On Tue, Apr 05, 2022 at 11:36:20AM +0100, Robie Basak wrote:
> On Mon, Apr 04, 2022 at 10:35:36PM -0700, Steve Langasek wrote:
> > I unfortunately do not have a good place to publish it at the moment so that
> > it's more visible to developers. Suggestions welcome.
> On the server team, as an experiment we started a git repository to
> share this kind of "I wrote a script". There's no expectation that
> scripts published there are polished, and deliberately there's no code
> review requirement to make changes. The idea is that it's a low friction
> place to share what ad-hoc tools we have quickly knocked up. Think of it
> like an incubator for scripts - if something grows to the point where it
> would best belong somewhere more specific, it could "graduate" there.
> The repository is here:
> https://code.launchpad.net/~ubuntu-server/+git/ubuntu-helpers
> Would it be useful to make this wider now and bring it to Ubuntu
> developers generally? Right now the ACL is ~canonical-server and
> ~ubuntu-server-dev. We could for example add ~canonical (or maybe
> ~canonical-tech?) and ~ubuntu-dev, and maybe move it into a more
> suitable team.
If we do that, should we call it ubuntu-dev-tools? Should we be
distributing it as snap + deb + git repo? Or should this remain just a
low-threshold git repo but with a pipeline for moving tools into
ubuntu-dev-tools?
I appreciate the suggestion. Foundations has a similar sort of catch-all
git repo, but it's not public.

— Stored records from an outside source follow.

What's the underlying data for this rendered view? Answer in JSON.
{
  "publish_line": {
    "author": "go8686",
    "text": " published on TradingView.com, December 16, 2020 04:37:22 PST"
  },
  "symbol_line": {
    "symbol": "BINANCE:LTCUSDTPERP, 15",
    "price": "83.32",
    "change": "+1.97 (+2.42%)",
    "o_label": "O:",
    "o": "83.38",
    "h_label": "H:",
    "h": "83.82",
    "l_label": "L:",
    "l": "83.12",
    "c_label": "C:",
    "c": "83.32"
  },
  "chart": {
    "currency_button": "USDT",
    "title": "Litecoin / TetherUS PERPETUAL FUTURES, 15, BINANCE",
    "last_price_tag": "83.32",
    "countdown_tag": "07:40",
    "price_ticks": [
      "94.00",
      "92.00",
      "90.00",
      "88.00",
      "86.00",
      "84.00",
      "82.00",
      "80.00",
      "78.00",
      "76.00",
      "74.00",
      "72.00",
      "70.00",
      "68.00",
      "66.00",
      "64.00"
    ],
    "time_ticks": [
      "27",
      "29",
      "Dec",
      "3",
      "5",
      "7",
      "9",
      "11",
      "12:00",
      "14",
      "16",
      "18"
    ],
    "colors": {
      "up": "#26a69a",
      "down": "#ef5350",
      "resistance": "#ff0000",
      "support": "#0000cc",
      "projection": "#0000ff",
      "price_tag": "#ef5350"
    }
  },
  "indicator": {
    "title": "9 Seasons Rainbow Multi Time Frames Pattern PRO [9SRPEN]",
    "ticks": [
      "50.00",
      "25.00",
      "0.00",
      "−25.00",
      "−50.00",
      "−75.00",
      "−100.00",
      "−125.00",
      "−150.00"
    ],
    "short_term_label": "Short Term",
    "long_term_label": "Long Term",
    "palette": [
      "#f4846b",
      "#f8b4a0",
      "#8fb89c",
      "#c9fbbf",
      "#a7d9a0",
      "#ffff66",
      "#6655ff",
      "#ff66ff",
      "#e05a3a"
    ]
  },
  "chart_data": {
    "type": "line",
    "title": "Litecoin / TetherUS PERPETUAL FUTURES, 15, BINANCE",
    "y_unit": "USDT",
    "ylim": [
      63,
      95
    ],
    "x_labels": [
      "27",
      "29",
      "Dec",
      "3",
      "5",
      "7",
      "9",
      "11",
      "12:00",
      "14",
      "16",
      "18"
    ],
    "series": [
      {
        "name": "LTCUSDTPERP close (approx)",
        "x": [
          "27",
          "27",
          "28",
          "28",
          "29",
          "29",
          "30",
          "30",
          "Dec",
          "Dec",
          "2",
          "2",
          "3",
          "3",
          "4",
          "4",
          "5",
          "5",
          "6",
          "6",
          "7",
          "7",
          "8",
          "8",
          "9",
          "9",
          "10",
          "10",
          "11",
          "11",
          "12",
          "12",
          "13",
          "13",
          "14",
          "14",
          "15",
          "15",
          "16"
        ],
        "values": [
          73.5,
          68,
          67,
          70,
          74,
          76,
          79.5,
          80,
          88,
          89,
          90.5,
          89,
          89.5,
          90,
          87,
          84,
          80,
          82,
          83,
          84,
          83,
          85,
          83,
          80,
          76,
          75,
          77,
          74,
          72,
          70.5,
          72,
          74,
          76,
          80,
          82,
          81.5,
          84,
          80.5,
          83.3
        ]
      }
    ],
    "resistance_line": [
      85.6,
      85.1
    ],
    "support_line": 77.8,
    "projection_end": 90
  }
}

There is the lp:ubuntu-archive-tools
repository, which has tools that everyone who works on +1 maintenance should
have (i.e.: retry-autopkgtest-regressions), but I don't like indefinitely
expanding that repo because of the necessarily restricted write ACL. I
think a common ubuntu-helpers repo could definitely be a good first step.
--
Steve Langasek Give me a lever long enough and a Free OS
Debian Developer to set it on, and I can move the world.